Here is Edward Bear, coming down the stairs now, bump, bump, bump, on the back of his head, behind Christopher Robin. It is, as far as he knows, the only way of coming downstairs, but sometimes he feels that there really is another way, if only he could stop bumping for a moment and think of it. And then he thinks that perhaps there isn’t. Anyhow, here he is at the bottom, and ready to be introduced to you. Winnie-the-Pooh.

The reason that Winnie the Pooh found himself being dragged down the stairs feet-first is (as you all who have actually read the books already know) because he was a stuffed bear. He wasn’t much of a thinker not because his head was hurting but because his head was stuffed with fluff. His thoughts floated around in his head like puffballs and he never really could grab a good one and hold onto it.

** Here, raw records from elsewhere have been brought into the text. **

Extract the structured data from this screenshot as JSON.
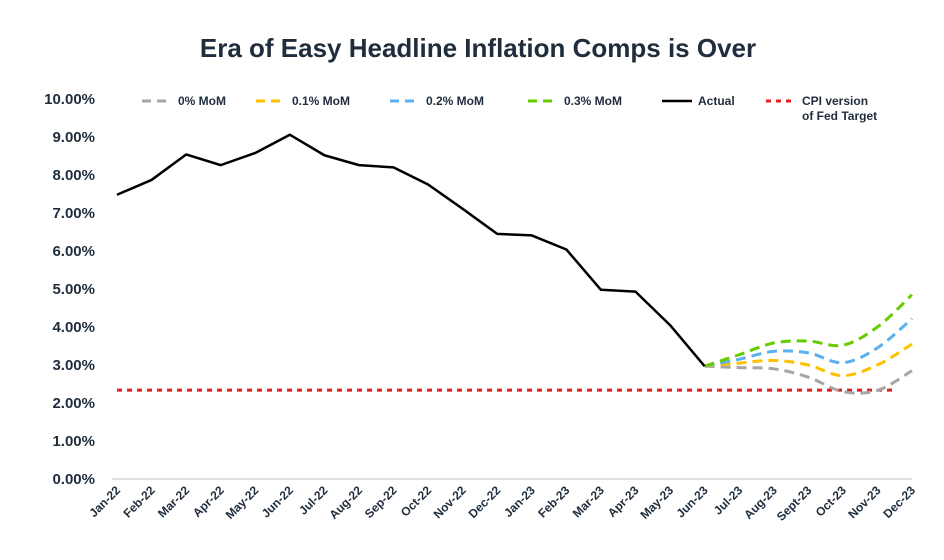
{
  "chart_data": {
    "type": "line",
    "title": "Era of Easy Headline Inflation Comps is Over",
    "xlabel": "",
    "ylabel": "",
    "ylim": [
      0,
      10
    ],
    "y_tick_labels": [
      "0.00%",
      "1.00%",
      "2.00%",
      "3.00%",
      "4.00%",
      "5.00%",
      "6.00%",
      "7.00%",
      "8.00%",
      "9.00%",
      "10.00%"
    ],
    "grid": false,
    "legend_position": "top",
    "categories": [
      "Jan-22",
      "Feb-22",
      "Mar-22",
      "Apr-22",
      "May-22",
      "Jun-22",
      "Jul-22",
      "Aug-22",
      "Sep-22",
      "Oct-22",
      "Nov-22",
      "Dec-22",
      "Jan-23",
      "Feb-23",
      "Mar-23",
      "Apr-23",
      "May-23",
      "Jun-23",
      "Jul-23",
      "Aug-23",
      "Sept-23",
      "Oct-23",
      "Nov-23",
      "Dec-23"
    ],
    "series": [
      {
        "name": "0% MoM",
        "color": "#a6a6a6",
        "style": "dashed",
        "values": [
          null,
          null,
          null,
          null,
          null,
          null,
          null,
          null,
          null,
          null,
          null,
          null,
          null,
          null,
          null,
          null,
          null,
          2.97,
          2.93,
          2.9,
          2.68,
          2.3,
          2.33,
          2.85
        ]
      },
      {
        "name": "0.1% MoM",
        "color": "#ffc000",
        "style": "dashed",
        "values": [
          null,
          null,
          null,
          null,
          null,
          null,
          null,
          null,
          null,
          null,
          null,
          null,
          null,
          null,
          null,
          null,
          null,
          2.97,
          3.05,
          3.12,
          3.0,
          2.72,
          3.0,
          3.55
        ]
      },
      {
        "name": "0.2% MoM",
        "color": "#5bb0f0",
        "style": "dashed",
        "values": [
          null,
          null,
          null,
          null,
          null,
          null,
          null,
          null,
          null,
          null,
          null,
          null,
          null,
          null,
          null,
          null,
          null,
          2.97,
          3.15,
          3.36,
          3.32,
          3.06,
          3.45,
          4.22
        ]
      },
      {
        "name": "0.3% MoM",
        "color": "#66cc00",
        "style": "dashed",
        "values": [
          null,
          null,
          null,
          null,
          null,
          null,
          null,
          null,
          null,
          null,
          null,
          null,
          null,
          null,
          null,
          null,
          null,
          2.97,
          3.27,
          3.58,
          3.63,
          3.52,
          4.0,
          4.85
        ]
      },
      {
        "name": "Actual",
        "color": "#000000",
        "style": "solid",
        "values": [
          7.48,
          7.87,
          8.54,
          8.26,
          8.58,
          9.06,
          8.52,
          8.26,
          8.2,
          7.75,
          7.11,
          6.45,
          6.41,
          6.04,
          4.98,
          4.93,
          4.05,
          2.97,
          null,
          null,
          null,
          null,
          null,
          null
        ]
      },
      {
        "name": "CPI version\nof Fed Target",
        "legend_lines": [
          "CPI version",
          "of Fed Target"
        ],
        "color": "#e41e1e",
        "style": "dotted",
        "values": [
          2.34,
          2.34,
          2.34,
          2.34,
          2.34,
          2.34,
          2.34,
          2.34,
          2.34,
          2.34,
          2.34,
          2.34,
          2.34,
          2.34,
          2.34,
          2.34,
          2.34,
          2.34,
          2.34,
          2.34,
          2.34,
          2.34,
          2.34,
          2.34
        ]
      }
    ]
  }
}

Pooh was mostly immobile when Christopher Robin was around, like Calvin and Hobbes in reverse, because Christopher Robin was the real point of the stories. He’s the one who gave Pooh and the other denizens of the Thousand Acre Wood vitality. Without him, Winnie was just a stuffed bear who couldn’t even shoo a fly from his nose without blowing it away (which is where he got the name “Pooh”, by the way). All he could do was to hope for change.

Which, come to think of it, is pretty much all Mr. Danzig’s would-be boss is doing, too.

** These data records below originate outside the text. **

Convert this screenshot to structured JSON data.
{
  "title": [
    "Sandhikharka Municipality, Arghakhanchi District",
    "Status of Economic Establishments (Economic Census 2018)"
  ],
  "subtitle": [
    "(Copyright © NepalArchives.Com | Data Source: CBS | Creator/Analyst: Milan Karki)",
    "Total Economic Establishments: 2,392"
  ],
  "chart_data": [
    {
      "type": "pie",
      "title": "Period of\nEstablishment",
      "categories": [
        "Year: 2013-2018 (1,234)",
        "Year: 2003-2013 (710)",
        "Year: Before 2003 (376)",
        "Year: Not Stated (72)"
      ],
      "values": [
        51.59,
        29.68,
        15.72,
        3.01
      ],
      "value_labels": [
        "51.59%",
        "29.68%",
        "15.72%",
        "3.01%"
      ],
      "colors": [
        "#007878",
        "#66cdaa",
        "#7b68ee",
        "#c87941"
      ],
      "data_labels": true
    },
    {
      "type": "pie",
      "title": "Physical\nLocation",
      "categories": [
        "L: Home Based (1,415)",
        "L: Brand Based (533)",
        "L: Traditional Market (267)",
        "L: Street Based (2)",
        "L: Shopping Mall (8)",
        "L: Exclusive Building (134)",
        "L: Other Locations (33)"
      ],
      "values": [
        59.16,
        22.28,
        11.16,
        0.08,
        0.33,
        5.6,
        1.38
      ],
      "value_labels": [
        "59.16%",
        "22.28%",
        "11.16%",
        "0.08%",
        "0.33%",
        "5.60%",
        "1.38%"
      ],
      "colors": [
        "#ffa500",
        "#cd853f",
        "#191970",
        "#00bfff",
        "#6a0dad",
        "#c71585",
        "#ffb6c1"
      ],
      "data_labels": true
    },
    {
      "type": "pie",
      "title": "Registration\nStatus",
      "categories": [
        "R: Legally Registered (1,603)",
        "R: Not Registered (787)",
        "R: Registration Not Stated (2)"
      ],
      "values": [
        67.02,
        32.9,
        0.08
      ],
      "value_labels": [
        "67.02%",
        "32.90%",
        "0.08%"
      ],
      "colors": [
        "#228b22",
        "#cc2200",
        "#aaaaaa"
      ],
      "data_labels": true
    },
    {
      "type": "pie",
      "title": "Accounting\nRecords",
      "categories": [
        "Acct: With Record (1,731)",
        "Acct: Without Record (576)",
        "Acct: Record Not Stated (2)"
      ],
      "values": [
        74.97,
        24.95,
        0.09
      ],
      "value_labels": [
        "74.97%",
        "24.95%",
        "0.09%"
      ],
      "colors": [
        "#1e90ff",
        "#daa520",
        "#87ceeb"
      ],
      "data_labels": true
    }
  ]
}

Winnie has been portrayed most recently as a profound thinker, mostly because his thoughts are simple and immediate. In the stories, though, Pooh’s thoughts didn’t turn into useful action because he had a very hard time holding onto them. When he could grab a thought, they often led to plans that made things worse. Did Mr. Danzig not read the bit about how Pooh got himself stuck in Rabbit’s door because he was greedy? Did he miss the part where Pooh thought to disguise himself as a cloud so he could sneak up on the bees in their hive? Pooh’s plans often went awry because, well, he was a stuffed bear. The thinkers in the Pooh stories were the real creatures: Rabbit, and Owl, and Christopher Robin.

Winnie the Pooh is not the character to emulate if you want a foreign policy that’s more stable than a stuffed bear tied to a helium balloon. It seems to me that Mr. Danzig and his boss, Barack Obama, should do today is borrow advice from another line in the Winnie the Pooh stories. Perhaps if they took this advice, then they wouldn’t say so many foolish Things.

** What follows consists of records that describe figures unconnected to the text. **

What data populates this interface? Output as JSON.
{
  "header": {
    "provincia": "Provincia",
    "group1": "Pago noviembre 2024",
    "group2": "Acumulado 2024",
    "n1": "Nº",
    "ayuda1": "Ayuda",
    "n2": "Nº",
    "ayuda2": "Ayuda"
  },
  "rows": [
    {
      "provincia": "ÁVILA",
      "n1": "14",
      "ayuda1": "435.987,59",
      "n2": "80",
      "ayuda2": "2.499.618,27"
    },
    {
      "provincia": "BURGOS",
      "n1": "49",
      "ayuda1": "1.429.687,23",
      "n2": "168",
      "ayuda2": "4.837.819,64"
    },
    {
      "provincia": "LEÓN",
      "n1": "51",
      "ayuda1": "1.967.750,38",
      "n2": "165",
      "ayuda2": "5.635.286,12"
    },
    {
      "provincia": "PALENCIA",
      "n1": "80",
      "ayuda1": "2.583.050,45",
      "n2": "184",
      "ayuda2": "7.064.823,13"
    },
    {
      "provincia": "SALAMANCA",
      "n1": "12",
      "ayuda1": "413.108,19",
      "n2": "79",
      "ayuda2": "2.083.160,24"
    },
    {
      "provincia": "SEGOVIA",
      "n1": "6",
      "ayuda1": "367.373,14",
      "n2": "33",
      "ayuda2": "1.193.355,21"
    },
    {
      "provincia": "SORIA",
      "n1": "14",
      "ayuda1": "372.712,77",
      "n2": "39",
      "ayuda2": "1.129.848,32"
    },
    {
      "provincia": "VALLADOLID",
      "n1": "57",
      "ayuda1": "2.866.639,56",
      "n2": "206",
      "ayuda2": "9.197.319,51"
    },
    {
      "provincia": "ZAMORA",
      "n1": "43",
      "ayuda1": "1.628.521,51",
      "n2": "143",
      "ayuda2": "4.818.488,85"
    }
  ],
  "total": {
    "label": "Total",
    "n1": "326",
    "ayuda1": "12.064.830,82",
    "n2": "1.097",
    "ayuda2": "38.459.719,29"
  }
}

When you are a Bear of Very Little Brain, and you Think of Things, you find sometimes that a Thing which seemed very Thingish inside you is quite different when it gets out into the open and has other people looking at it.

(via memeorandum)

UPDATE: Slublog has the post of the day on this. The commenters there are bringing all sort of funny. To that I can only say (to borrow from the very fist comment), NO BLOOD FOR HUNNY!